Mayoral Candidates Decry Yet Another Anti-Asian Attack

Mayoral candidates and community leaders gathered in Lower Manhattan's Chinatown to decry yet another assault of an Asian-American. Photo by Ariel Pacheko.

Mayor candidates Kathryn Garcia, Scott Stringer and Shaun Donovan today gathered near the scene of yet another heinous Anti-Asian attack, demanding action from the de Blasio Administration.

The attack of a 55-year-old Asian-American woman being sucker-punched and knocked out occurred Monday, May 31 in front of 65 Bayard Street in Lower Manhattan’s Chinatown. It comes as hate crimes against the Asian community in the city continue to soar.

According to NYPD statistics, New York City has been victim to 239 hate crimes this year. That is a 104.3% increase from the same date last year. 

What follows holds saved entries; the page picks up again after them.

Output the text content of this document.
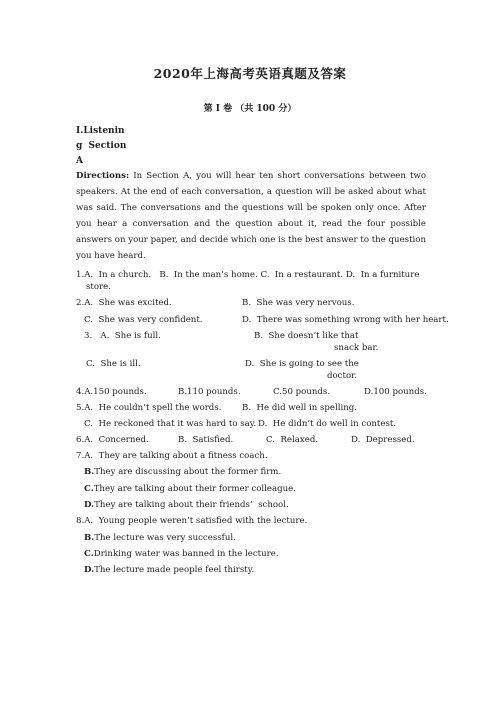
2020年上海高考英语真题及答案
第 I 卷 （共 100 分）
I.Listenin
g  Section
A
Directions: In Section A, you will hear ten short conversations between two speakers. At the end of each conversation, a question will be asked about what was said. The conversations and the questions will be spoken only once. After you hear a conversation and the question about it, read the four possible answers on your paper, and decide which one is the best answer to the question you have heard.
1.A.  In a church.   B.  In the man’s home. C.  In a restaurant. D.  In a furniture
store.
2.A.  She was excited.	B.  She was very nervous.
C.  She was very confident.	D.  There was something wrong with her heart.
3.   A.  She is full.	B.  She doesn’t like that
snack bar.
C.  She is ill.	D.  She is going to see the
doctor.
4.A.150 pounds.	B.110 pounds.	C.50 pounds.	D.100 pounds.
5.A.  He couldn’t spell the words. B.  He did well in spelling.
C.  He reckoned that it was hard to say. D.  He didn’t do well in contest.
6.A.  Concerned.	B.  Satisfied.	C.  Relaxed.	D.  Depressed.
7.A.  They are talking about a fitness coach.
B.They are discussing about the former firm.
C.They are talking about their former colleague.
D.They are talking about their friends’  school.
8.A.  Young people weren’t satisfied with the lecture.
B.The lecture was very successful.
C.Drinking water was banned in the lecture.
D.The lecture made people feel thirsty.
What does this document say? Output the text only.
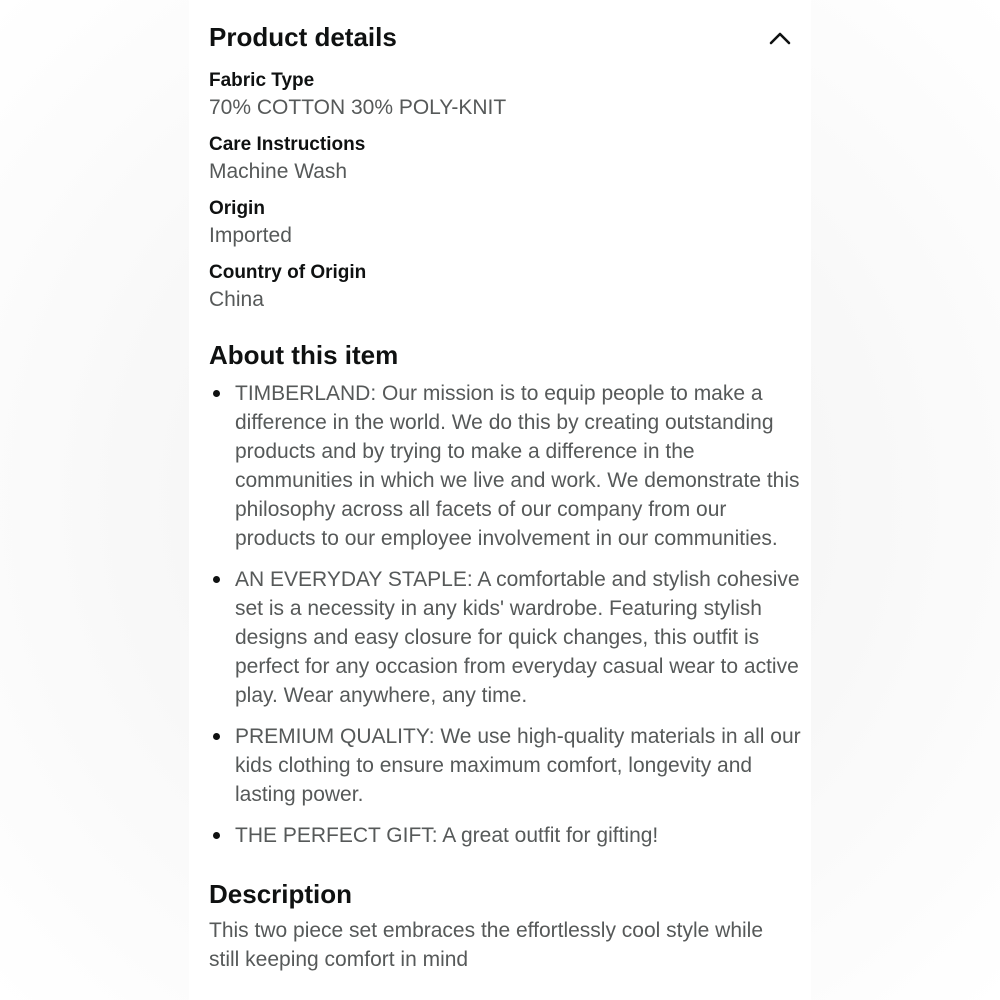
Product details
Fabric Type
70% COTTON 30% POLY-KNIT
Care Instructions
Machine Wash
Origin
Imported
Country of Origin
China
About this item
TIMBERLAND: Our mission is to equip people to make a difference in the world. We do this by creating outstanding products and by trying to make a difference in the communities in which we live and work. We demonstrate this philosophy across all facets of our company from our products to our employee involvement in our communities.
AN EVERYDAY STAPLE: A comfortable and stylish cohesive set is a necessity in any kids' wardrobe. Featuring stylish designs and easy closure for quick changes, this outfit is perfect for any occasion from everyday casual wear to active play. Wear anywhere, any time.
PREMIUM QUALITY: We use high-quality materials in all our kids clothing to ensure maximum comfort, longevity and lasting power.
THE PERFECT GIFT: A great outfit for gifting!
Description
This two piece set embraces the effortlessly cool style while still keeping comfort in mind
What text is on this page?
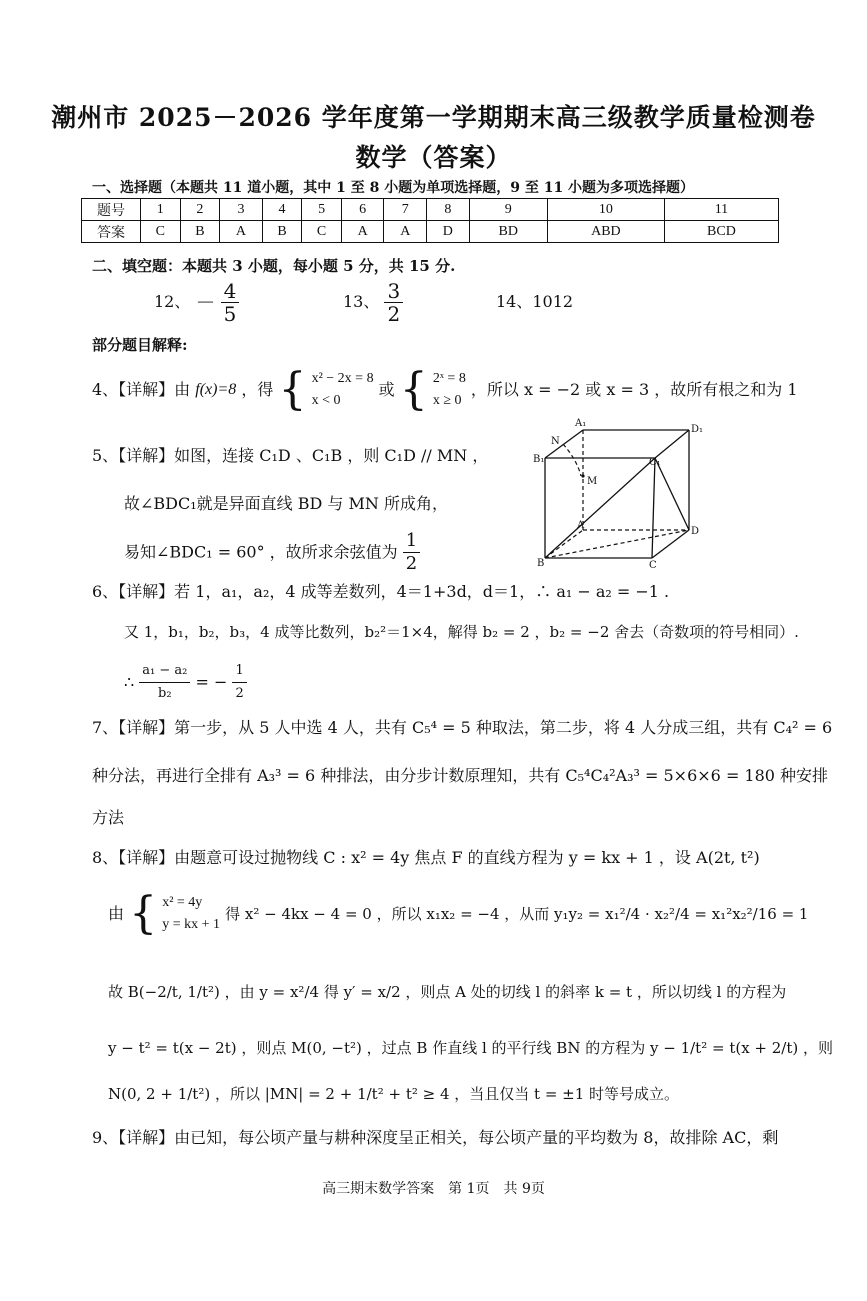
潮州市 2025－2026 学年度第一学期期末高三级教学质量检测卷
数学（答案）
一、选择题（本题共 11 道小题，其中 1 至 8 小题为单项选择题，9 至 11 小题为多项选择题）
题号	1	2	3	4	5	6	7	8	9	10	11
答案	C	B	A	B	C	A	A	D	BD	ABD	BCD
二、填空题：本题共 3 小题，每小题 5 分，共 15 分.
12、 － $\frac{4}{5}$	13、 $\frac{3}{2}$	14、1012
部分题目解释:
4、【详解】由 f(x)=8 ，得 { x² − 2x = 8
x < 0
或 { 2ˣ = 8
x ≥ 0
，所以 x = −2 或 x = 3 ，故所有根之和为 1
5、【详解】如图，连接 C₁D 、C₁B ，则 C₁D // MN ，
故∠BDC₁就是异面直线 BD 与 MN 所成角，
易知∠BDC₁ = 60° ，故所求余弦值为 $\frac{1}{2}$
A₁
D₁
B₁	C₁
N
M
A
B	C
D
6、【详解】若 1，a₁，a₂，4 成等差数列，4＝1+3d，d＝1，∴ a₁ − a₂ = −1 .
又 1，b₁，b₂，b₃，4 成等比数列，b₂²＝1×4，解得 b₂ = 2 ，b₂ = −2 舍去（奇数项的符号相同）.
∴ $\frac{\text{a₁ − a₂}}{\text{b₂}}$ = − $\frac{1}{2}$
7、【详解】第一步，从 5 人中选 4 人，共有 C₅⁴ = 5 种取法，第二步，将 4 人分成三组，共有 C₄² = 6
种分法，再进行全排有 A₃³ = 6 种排法，由分步计数原理知，共有 C₅⁴C₄²A₃³ = 5×6×6 = 180 种安排
方法
8、【详解】由题意可设过抛物线 C : x² = 4y 焦点 F 的直线方程为 y = kx + 1 ，设 A(2t, t²)
由 { x² = 4y
y = kx + 1
得 x² − 4kx − 4 = 0 ，所以 x₁x₂ = −4 ，从而 y₁y₂ = x₁²/4 · x₂²/4 = x₁²x₂²/16 = 1
故 B(−2/t, 1/t²) ，由 y = x²/4 得 y′ = x/2 ，则点 A 处的切线 l 的斜率 k = t ，所以切线 l 的方程为
y − t² = t(x − 2t) ，则点 M(0, −t²) ，过点 B 作直线 l 的平行线 BN 的方程为 y − 1/t² = t(x + 2/t) ，则
N(0, 2 + 1/t²) ，所以 |MN| = 2 + 1/t² + t² ≥ 4 ，当且仅当 t = ±1 时等号成立。
9、【详解】由已知，每公顷产量与耕种深度呈正相关，每公顷产量的平均数为 8，故排除 AC，剩
高三期末数学答案　第 1页　共 9页
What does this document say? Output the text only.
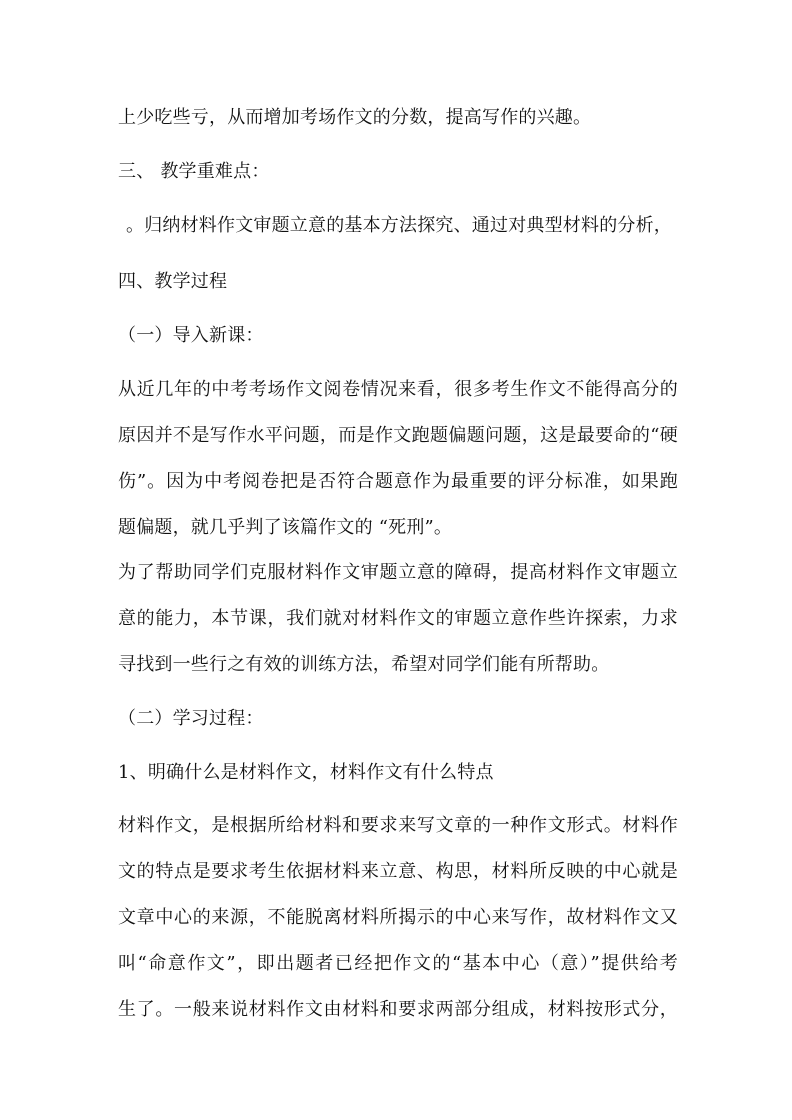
上少吃些亏，从而增加考场作文的分数，提高写作的兴趣。
三、 教学重难点：
。归纳材料作文审题立意的基本方法探究、通过对典型材料的分析，
四、教学过程
（一）导入新课：
从近几年的中考考场作文阅卷情况来看，很多考生作文不能得高分的
原因并不是写作水平问题，而是作文跑题偏题问题，这是最要命的“硬
伤”。因为中考阅卷把是否符合题意作为最重要的评分标准，如果跑
题偏题，就几乎判了该篇作文的 “死刑”。
为了帮助同学们克服材料作文审题立意的障碍，提高材料作文审题立
意的能力，本节课，我们就对材料作文的审题立意作些许探索，力求
寻找到一些行之有效的训练方法，希望对同学们能有所帮助。
（二）学习过程：
1、明确什么是材料作文，材料作文有什么特点
材料作文，是根据所给材料和要求来写文章的一种作文形式。材料作
文的特点是要求考生依据材料来立意、构思，材料所反映的中心就是
文章中心的来源，不能脱离材料所揭示的中心来写作，故材料作文又
叫“命意作文”，即出题者已经把作文的“基本中心（意）”提供给考
生了。一般来说材料作文由材料和要求两部分组成，材料按形式分，
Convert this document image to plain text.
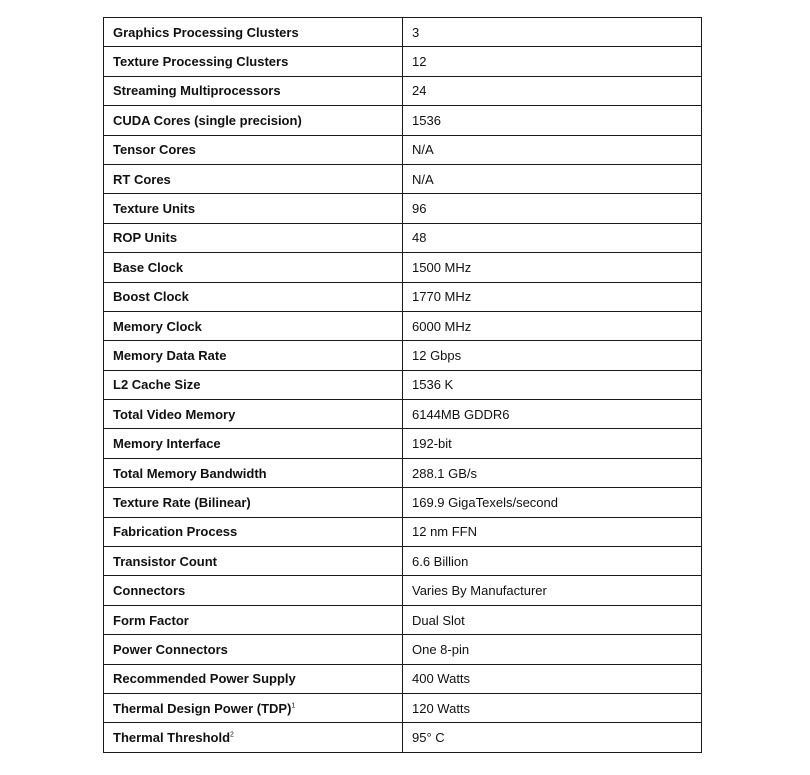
Graphics Processing Clusters	3
Texture Processing Clusters	12
Streaming Multiprocessors	24
CUDA Cores (single precision)	1536
Tensor Cores	N/A
RT Cores	N/A
Texture Units	96
ROP Units	48
Base Clock	1500 MHz
Boost Clock	1770 MHz
Memory Clock	6000 MHz
Memory Data Rate	12 Gbps
L2 Cache Size	1536 K
Total Video Memory	6144MB GDDR6
Memory Interface	192-bit
Total Memory Bandwidth	288.1 GB/s
Texture Rate (Bilinear)	169.9 GigaTexels/second
Fabrication Process	12 nm FFN
Transistor Count	6.6 Billion
Connectors	Varies By Manufacturer
Form Factor	Dual Slot
Power Connectors	One 8-pin
Recommended Power Supply	400 Watts
Thermal Design Power (TDP)$^1$	120 Watts
Thermal Threshold$^2$	95° C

“We need to make sure that we are dealing with the mental health crisis we’re seeing on our streets,” said Garcia. “I call upon the current mayor to do something about it.” 

Donovan shared the same sentiment, calling on city officials to provide more funding towards both the Asian-American community and for mental health services. 

“We have a mental health epidemic on our streets and in our shelters,” said Donovan. “This is a solvable problem. If we invest in supportive housing we can house those with mental health challenges.” 

Stringer called Donald Trump’s tone against Asians during his tenure as president a major contributing factor to the Anti-Asian attacks.

“This is a targeted attack against a group of people who have been targeted by the highest level of government,” said Stringer. “We have to come up with a community plan.” 

The latest attack comes after Mayor de Blasio last week announced the launch of Partners Against the Hate (P.A.T.H.) FORWARD initiative which provides funding to six organizations selected by the city to reduce hate crimes. The total funding for this initiative is $3 million. 

Also at the press conference were State Senator Brad Hoylman, Manhattan Borough President Gale Brewer, and District Leader Jenny Low, who is Asian herself, and called on more action to be taken. 

Wayne Ho, president of the Chinese-American planning council was also on hand as was Public Advocate Jumaane Williams, who decried the notion that more police would have prevented the attack.

“It is really time to step up and cut out the platitudes and cut out the lazy leadership and lazy responses,” said Williams. “Stop with the garbage that all we need is more police because the man was arrested around the corner. So how many police do we need on every single street?”